Tetesan air mulai banyak, hujan semakin lebat membuat beberapa orang juga berteduh seperti Azkia. Beruntung, bukan hanya dirinya yang masih berada di kampus.

Azkia bernapas lega, setidaknya ada banyak orang yang bernasib sama sepertinya. "Awas aja bodyguard!" ucap gadis bermata sayu itu menatap hujan yang sudah lebat.

Suara dehaman berhasil membuyarkan fokus Azkia dan membuatnya menoleh ke samping. Tampak sosok pemuda berlesung pipit dan beralis tebal tengah berdiri tak jauh darinya. Kemudian, Azkia melirik ke arah para siswa lain yang sudah menjaga jarak dengan sosok tersebut pertanda dia adalah sosok yang sangat disegani oleh orang-orang.

"Nih, handuk kamu kemarin ketinggalan," ucapnya sembari menyodorkan handuk putih kecil ke arah Azkia dengan pandangan lurus ke depan.

Gadis bermata sayu itu menatap handuk kecilnya yang berada di tangan pemuda menyebalkan itu. Ia ingat, kemarin saat tubuhnya di tarik paksa oleh preman, handuk kecilnya jatuh entah kemana.

Lantas, Azkia segera mengambilnya kemudian membuang pandangan. "Thanks," ucapnya pelan. Antara malu atau gengsi saat mengucapkan kata-kata tersebut.

"Untuk?" tanya Azka dengan posisi masih menatap guyuran hujan.

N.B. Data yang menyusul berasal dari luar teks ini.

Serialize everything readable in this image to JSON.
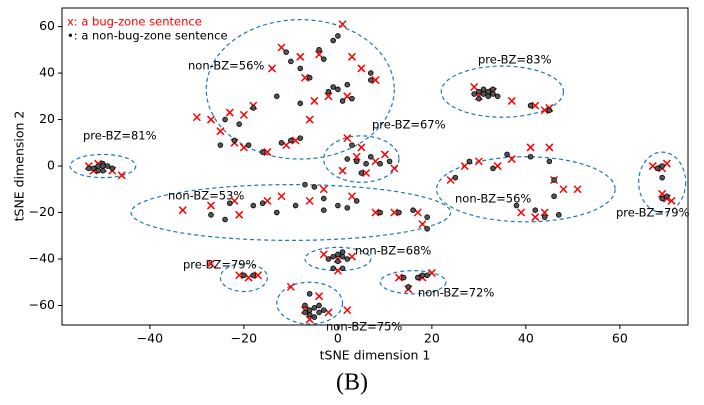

"Pertolongan dan handuk ini," ucap Azkia ketus. Lelaki yang berdiri tak jauh di sampingnya itu membuatnya kesal. Sudah tahu banyak siswa, ia malah berpura-pura tidak mengerti. Dasar Tuan Angin menyebalkan! Ujar Azkia dalam hati.

"Cie ... Pak Azka sama Azkia janjian ya, bajunya?" celetuk salah satu siswi berkacamata bulat tak jauh dari posisi Azka dan Azkia.

Azkia membola, lalu melirik dosen muda tersebut. Benar, baju mereka sama. Lelaki tersebut memakai kemeja biru muda, celana hitam lengkap dengan peci hitam yang setia tersemat di kepalanya.

"Jangan geer! Saya memang suka biru muda," peringatnya sebelum Azkia membuka suara.

Baru saja Azkia akan membalas ucapan dosen muda menyebalkan itu, tetapi ia urungkan saat mendengar suara yang mendekat ke arahnya.

"Non ... maaf, terlambat," ucap seseorang dan membuat Azkia menoleh.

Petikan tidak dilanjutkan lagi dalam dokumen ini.